Yo, que me tengo como hombre de izquierdas, templada izquierda, se ve, porque me han llamado equidistante, y hasta fascista, que creo en la gente, no en mi gente, digo en la gente, en toda; y respeto las decisiones, las respeto de una forma profunda, hasta irresponsable, temo que algún día demos un paso adelante y al querer recular, en nuestros talones, haya crecido un abismo. Militante socialista, como soy, como fui, quizá, desapasionado, ausente, esquivo con el compromiso y ajeno a la disciplina de los partidos, con carnet pero sin méritos, siempre queriendo dar el salto pero nunca dándolo del todo. Refugiándome aquí, en estas palabras, haciendo política torpemente en lo que uno escribe, pisando cada charco, alineándome con unos y con otros, porque cada tema merece su reflexión, y no hay partido que pueda representar la locura de estos tiempos, sólo parcelas, amplias eso sí; temeroso siempre por si otros se esfuerzan en pensar por mí, amigos o enemigos. Y sin embargo en permanente escucha. Como un lemur agarrado a un palo. Siempre seré un delegado que dimitió en su segundo día de mandato. Un delegado que probó la porción más pequeña que el poder le tenía preparada. La ilusión por el resultado y la incapacidad para gestionarla. La dureza de los tiempos, del no saber cómo hacer felices a todo el mundo. Cómo crecer con rectitud, como un girasol, y no enredado en política como en las raíces sangrientas de la higuera.
Encajar los insultos; encajar, más duro aún, las críticas bien construidas. Esas que te hacen replantearlo todo. Cuando leo algunas buenas piezas de los escritores de la derecha y pienso, joder, yo en este tema pienso así. Y todo se tambalea. Ojalá tener la convicción ciega del que no duda, ni retrocede, ni se preocupa. Del que vota porque hay que votar esto y no otra cosa porque de aquí para allá espera el enemigo. O veo el programa de Podemos y digo: quiero esto, literal. Y luego siento que quizá estoy en mitad de ninguna parte, y que ojalá muchos más estuviéramos en mitad de ninguna parte, pero fuéramos a votar sin el extraño corsé de las siglas. Dando a cada cual lo que merece. Dejándonos seducir por los delegados, sin hacer ruido, confiando en la gestión de un puñado de gente expuesta ahí para tratar de arreglar lo nuestro.

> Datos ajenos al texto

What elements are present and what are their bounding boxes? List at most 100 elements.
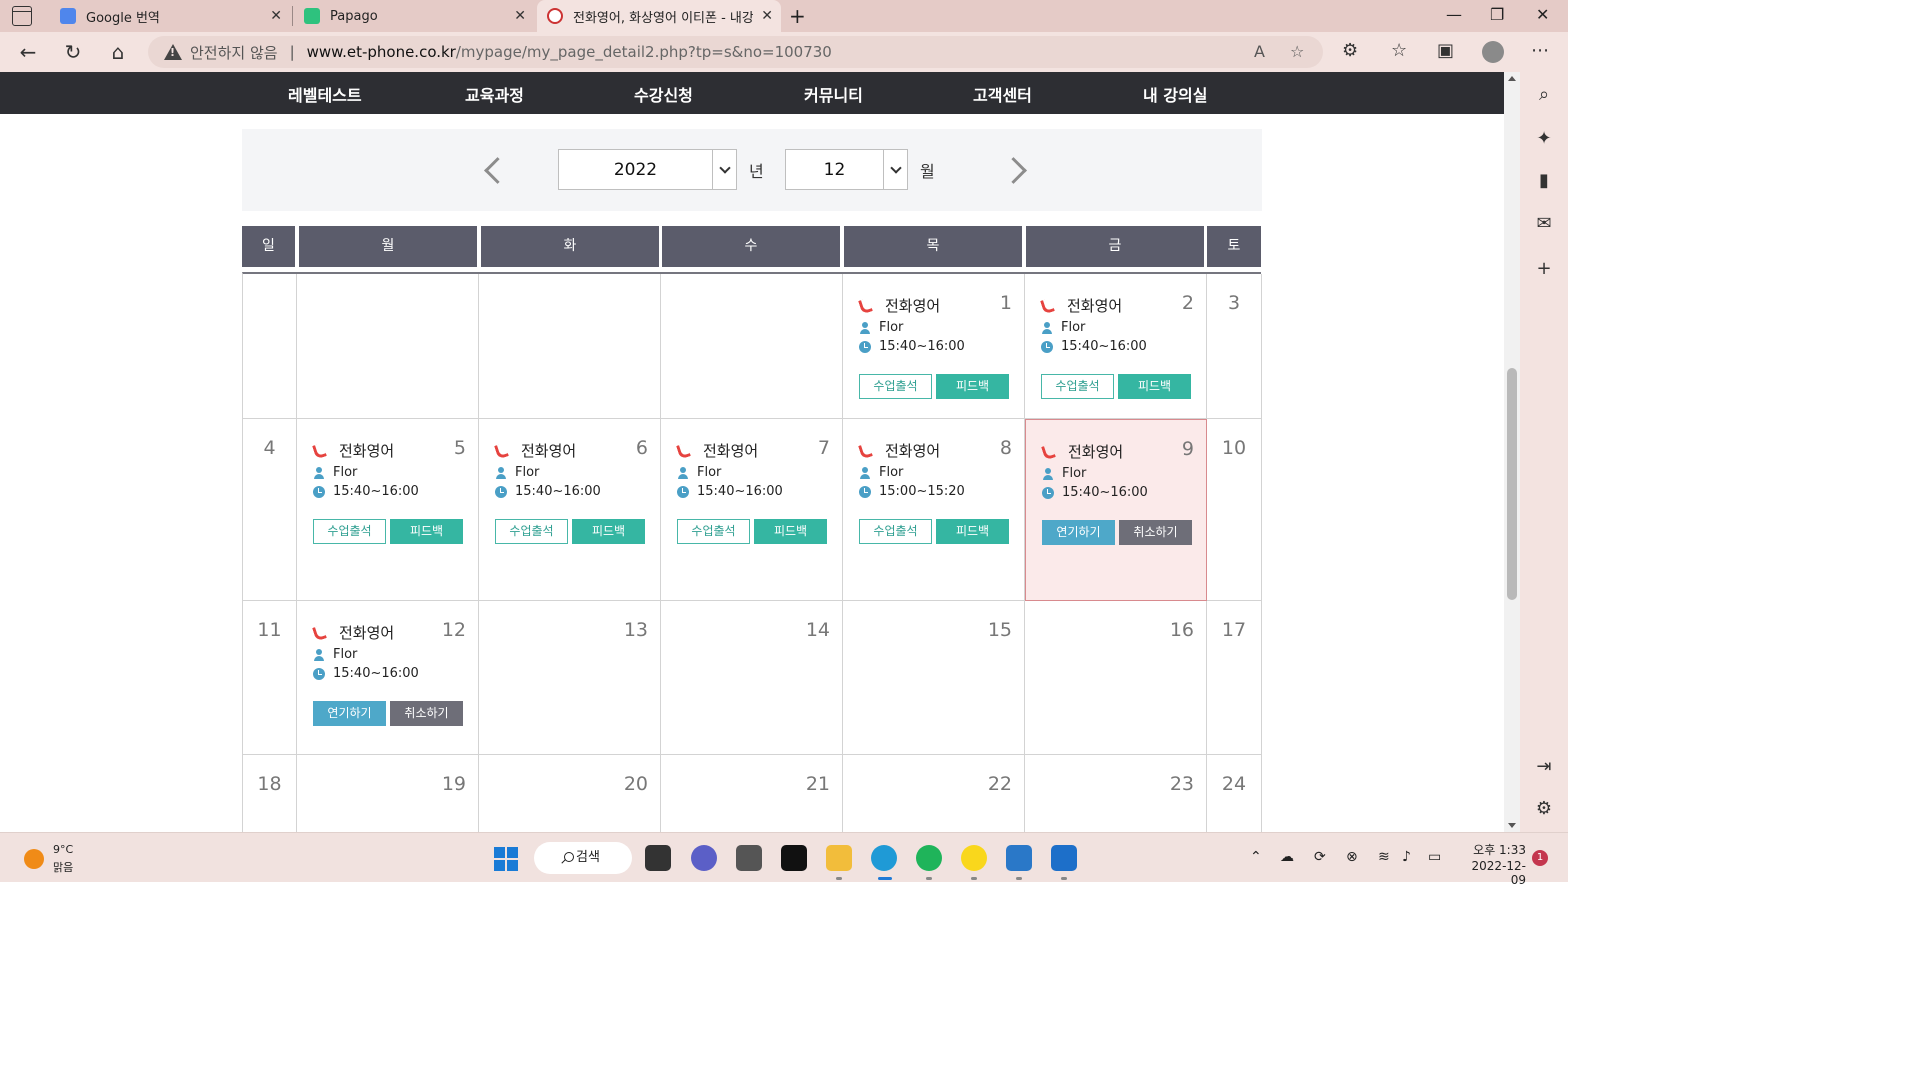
chevron-up-icon[interactable]: ⌃ bbox=[1250, 849, 1262, 865]
clock-date[interactable]: 2022-12-09 bbox=[1458, 859, 1526, 887]
cloud-icon[interactable]: ☁ bbox=[1280, 849, 1294, 865]
edge-icon[interactable] bbox=[871, 845, 897, 871]
office-icon[interactable]: ▮ bbox=[1534, 170, 1554, 191]
chevron-down-icon bbox=[883, 150, 907, 189]
nav-courses[interactable]: 교육과정 bbox=[465, 82, 524, 106]
more-menu-icon[interactable]: ⋯ bbox=[1531, 40, 1549, 61]
refresh-icon[interactable]: ↻ bbox=[61, 40, 85, 64]
nav-enroll[interactable]: 수강신청 bbox=[634, 82, 693, 106]
add-favorite-icon[interactable]: ☆ bbox=[1290, 42, 1304, 61]
url-field[interactable]: 안전하지 않음 | www.et-phone.co.kr/mypage/my_p… bbox=[148, 36, 1323, 68]
tab-actions-icon[interactable] bbox=[12, 6, 32, 26]
battery-icon[interactable]: ▭ bbox=[1428, 849, 1441, 865]
month-selector: 2022 년 12 월 bbox=[242, 129, 1262, 211]
google-translate-icon bbox=[60, 8, 76, 24]
profile-avatar[interactable] bbox=[1482, 41, 1504, 63]
attend-button[interactable]: 수업출석 bbox=[313, 519, 386, 544]
feedback-button[interactable]: 피드백 bbox=[936, 374, 1009, 399]
maximize-icon[interactable]: ❐ bbox=[1490, 5, 1504, 24]
close-tab-icon[interactable]: ✕ bbox=[270, 8, 282, 24]
day-number: 16 bbox=[1169, 619, 1194, 641]
tab-etphone[interactable]: 전화영어, 화상영어 이티폰 - 내강 ✕ bbox=[537, 0, 781, 32]
postpone-button[interactable]: 연기하기 bbox=[1042, 520, 1115, 545]
sync-icon[interactable]: ⟳ bbox=[1314, 849, 1326, 865]
day-cell-empty bbox=[661, 274, 843, 419]
scroll-down-icon[interactable] bbox=[1508, 823, 1516, 828]
attend-button[interactable]: 수업출석 bbox=[859, 374, 932, 399]
next-month-icon[interactable] bbox=[1006, 155, 1026, 183]
postpone-button[interactable]: 연기하기 bbox=[313, 701, 386, 726]
sun-icon[interactable] bbox=[24, 849, 44, 869]
nav-community[interactable]: 커뮤니티 bbox=[804, 82, 863, 106]
clock-time[interactable]: 오후 1:33 bbox=[1472, 841, 1526, 858]
new-tab-icon[interactable]: + bbox=[789, 4, 806, 28]
prev-month-icon[interactable] bbox=[482, 155, 502, 183]
notification-badge[interactable]: 1 bbox=[1532, 850, 1548, 866]
close-circle-icon[interactable]: ⊗ bbox=[1346, 849, 1358, 865]
papago-icon bbox=[304, 8, 320, 24]
windows-start-icon[interactable] bbox=[494, 847, 518, 871]
feedback-button[interactable]: 피드백 bbox=[936, 519, 1009, 544]
minimize-icon[interactable]: — bbox=[1446, 5, 1462, 24]
person-icon bbox=[859, 466, 871, 479]
nav-level-test[interactable]: 레벨테스트 bbox=[288, 82, 362, 106]
day-cell-13: 13 bbox=[479, 601, 661, 755]
security-label[interactable]: 안전하지 않음 bbox=[190, 42, 278, 63]
file-explorer-icon[interactable] bbox=[826, 845, 852, 871]
wifi-icon[interactable]: ≋ bbox=[1378, 849, 1390, 865]
search-icon[interactable]: ⌕ bbox=[1534, 84, 1554, 105]
lesson-time: 15:40~16:00 bbox=[515, 484, 601, 499]
nav-my-classroom[interactable]: 내 강의실 bbox=[1143, 82, 1207, 106]
month-select[interactable]: 12 bbox=[785, 149, 908, 190]
nav-support[interactable]: 고객센터 bbox=[973, 82, 1032, 106]
volume-icon[interactable]: ♪ bbox=[1402, 849, 1411, 865]
attend-button[interactable]: 수업출석 bbox=[859, 519, 932, 544]
feedback-button[interactable]: 피드백 bbox=[1118, 374, 1191, 399]
cancel-button[interactable]: 취소하기 bbox=[390, 701, 463, 726]
extensions-icon[interactable]: ⚙ bbox=[1342, 40, 1358, 61]
favorites-icon[interactable]: ☆ bbox=[1391, 40, 1407, 61]
sidebar-toggle-icon[interactable]: ⇥ bbox=[1534, 756, 1554, 777]
settings-icon[interactable]: ⚙ bbox=[1534, 798, 1554, 819]
month-value: 12 bbox=[823, 160, 846, 180]
netflix-icon[interactable] bbox=[781, 845, 807, 871]
attend-button[interactable]: 수업출석 bbox=[1041, 374, 1114, 399]
close-window-icon[interactable]: ✕ bbox=[1536, 5, 1549, 24]
camera-icon[interactable] bbox=[736, 845, 762, 871]
page-scrollbar[interactable] bbox=[1504, 72, 1520, 832]
lesson-card: 전화영어 Flor 15:40~16:00 bbox=[313, 621, 463, 681]
photos-icon[interactable] bbox=[1051, 845, 1077, 871]
close-tab-icon[interactable]: ✕ bbox=[761, 8, 773, 24]
feedback-button[interactable]: 피드백 bbox=[754, 519, 827, 544]
home-icon[interactable]: ⌂ bbox=[106, 40, 130, 64]
close-tab-icon[interactable]: ✕ bbox=[514, 8, 526, 24]
search-icon bbox=[564, 852, 574, 862]
task-view-icon[interactable] bbox=[645, 845, 671, 871]
read-aloud-icon[interactable]: A bbox=[1254, 42, 1265, 61]
day-number: 15 bbox=[987, 619, 1012, 641]
feedback-button[interactable]: 피드백 bbox=[572, 519, 645, 544]
scrollbar-thumb[interactable] bbox=[1507, 368, 1517, 600]
sparkle-icon[interactable]: ✦ bbox=[1534, 128, 1554, 149]
green-app-icon[interactable] bbox=[916, 845, 942, 871]
cancel-button[interactable]: 취소하기 bbox=[1119, 520, 1192, 545]
add-icon[interactable]: + bbox=[1534, 258, 1554, 279]
attend-button[interactable]: 수업출석 bbox=[677, 519, 750, 544]
day-cell-7: 7 전화영어 Flor 15:40~16:00 수업출석 피드백 bbox=[661, 419, 843, 601]
chat-icon[interactable] bbox=[691, 845, 717, 871]
attend-button[interactable]: 수업출석 bbox=[495, 519, 568, 544]
feedback-button[interactable]: 피드백 bbox=[390, 519, 463, 544]
tab-title: Google 번역 bbox=[86, 10, 160, 26]
tab-papago[interactable]: Papago ✕ bbox=[294, 0, 534, 32]
lesson-card: 전화영어 Flor 15:40~16:00 bbox=[859, 294, 1009, 354]
tab-google-translate[interactable]: Google 번역 ✕ bbox=[50, 0, 290, 32]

Andalucía está en un zanja. No es Vox el mayor de nuestros problemas. Hay un electorado descontento, sin un modelo de futuro, agraviado y solo. Los ricos votan a los ricos y los pobres ya no saben a quien votar. No es Susana el problema del PSOE, sino la incapacidad del partido para verlas venir. Es un mamut bramando en un pozo de brea. Un partido que ha perdido el pulso de la calle, con demasiadas prendas en su interior, esquilmado, exigido, un laberinto de favores, de puestos de salida, batallas en cada número de la lista. Se ha perdido el nosotros, vivimos en un yo interminable. Hay alternativas. Renacer. Reconstruir. Hablar con todos. Convertir a Vox en una anécdota dentro de cuatro años. No es echarse a la calle, es echarse a las urnas. Y defender con dignidad las siglas en el escaño y en los despachos. No volver a ser los torpes delegados, llenos de poder, pero vacíos de compromiso. Aprender. Escuchar. Volver. Aquí o entre lado. Con plumas o sin ellas. Idealismo o idiotez. Aún no sé qué es lo mío.